Nous Research, a private applied research group recognized for its contributions to the large language model (LLM) field, has introduced a new vision-language model called Nous Hermes 2 Vision, available on Hugging Face.
This open-source model builds on the earlier OpenHermes-2.5-Mistral-7B and extends its capabilities by allowing users to input images and extract text information from visual content. However, shortly after its launch, users reported excessive hallucination issues, prompting the company to rebrand the project as Hermes 2 Vision Alpha. A more stable version with fewer glitches is expected soon.
Nous Hermes 2 Vision Alpha
Named after the Greek messenger of the gods, Hermes, this vision model is crafted to navigate the complexities of human discourse with remarkable precision. It integrates the visual data provided by users with its learned knowledge, enabling it to deliver detailed, natural language responses. For example, the co-founder of Nous, known as Teknium on X, shared a screenshot demonstrating the model's ability to analyze an image of a burger, assessing its health implications.
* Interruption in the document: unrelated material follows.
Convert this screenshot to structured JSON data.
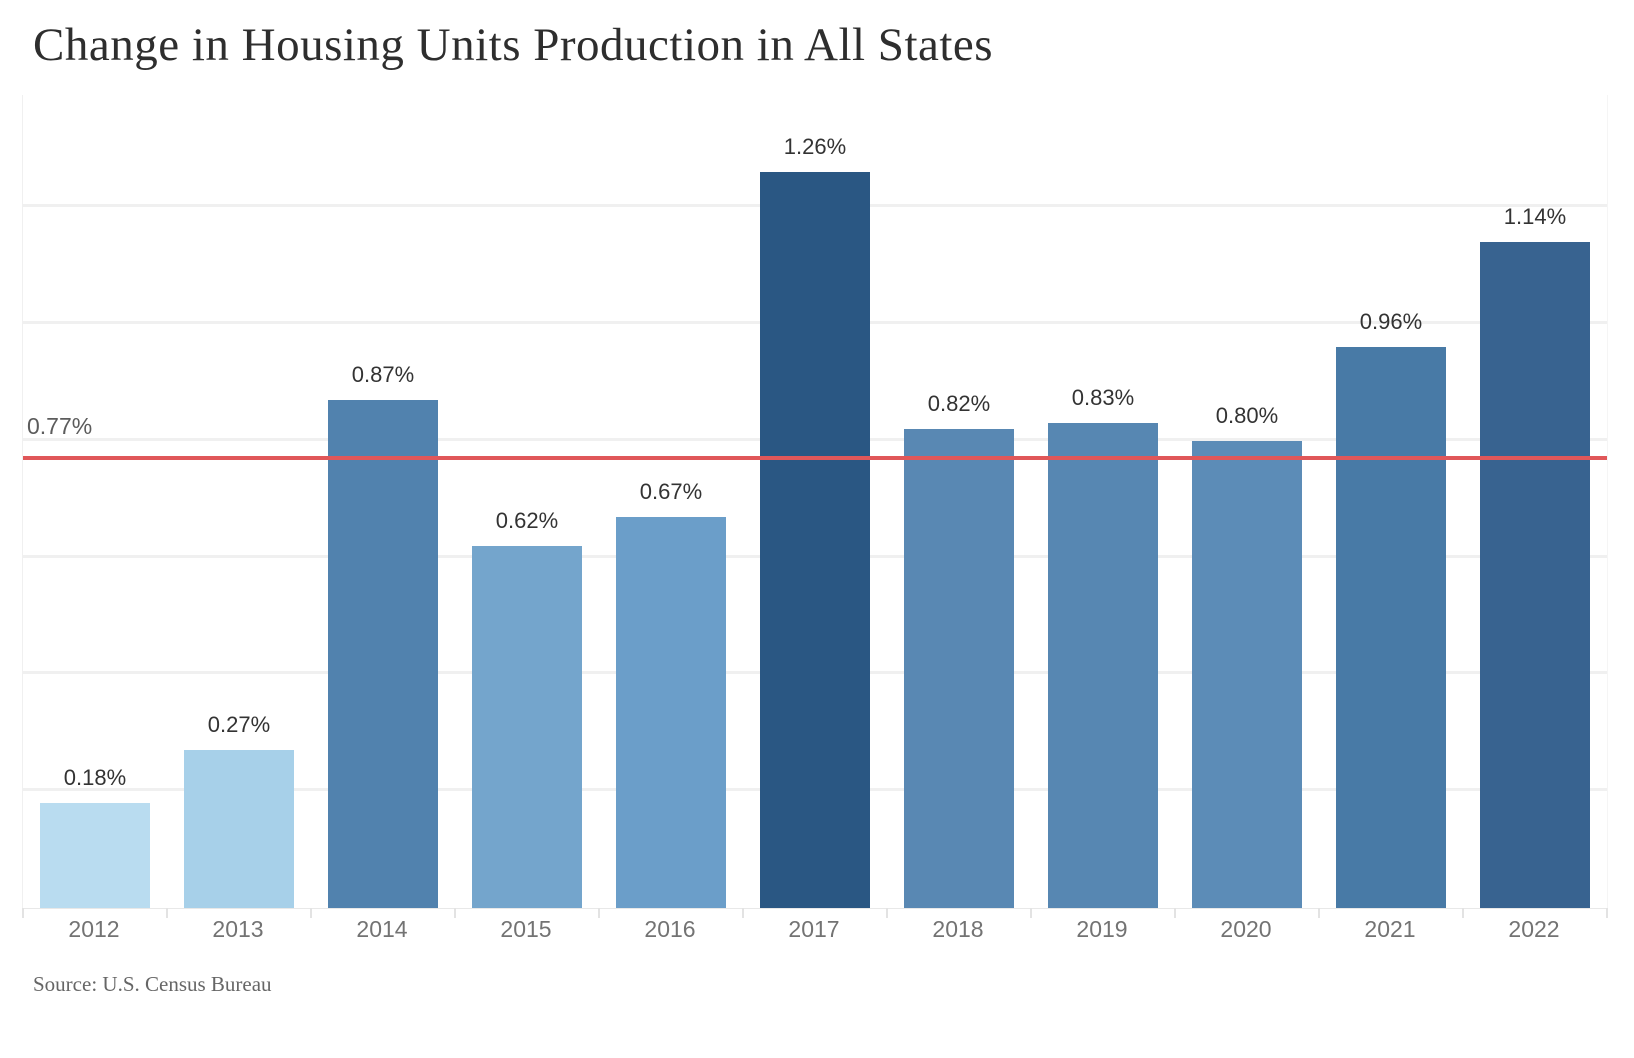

Distinct Features of Nous Hermes 2 Vision
While ChatGPT, grounded in GPT-4V, also supports image prompting, Nous Hermes 2 Vision sets itself apart with two primary enhancements:
1. Lightweight Architecture: Instead of relying on traditional 3B vision encoders, Nous Hermes 2 Vision employs SigLIP-400M. This not only simplifies the model's architecture, making it lighter, but also enhances performance on vision-language tasks.
2. Function Calling Capability: The model has been trained on a custom dataset featuring function calling. Users can use a The model was also trained on additional datasets, including LVIS-INSTRUCT4V, ShareGPT4V, and dialogues from OpenHermes-2.5.
Challenges Ahead
While Nous Hermes 2 Vision is available for research and development, early feedback indicates that it still has significant issues. Following its release, co-founder Quan Nguyen acknowledged problems related to hallucinations and the model's tendency to generate excessive EOS tokens, leading to its alpha designation.
“I see people talking about ‘hallucinations,’ and yes, the situation is concerning. I was aware of this since the underlying LLM is uncensored. I plan to release an updated version by the end of the month to address these issues,” Nguyen wrote on X.
In response to inquiries about the model's problems, further questions remained unanswered at the time of this writing. However, Nguyen mentioned that the function calling feature performs well when users provide a clear schema and indicated that he might develop a dedicated function-calling model based on user feedback.
To date, Nous Research has released 41 open-source models within its Hermes, YaRN, Capybara, Puffin, and Obsidian series, showcasing a variety of architectures and capabilities.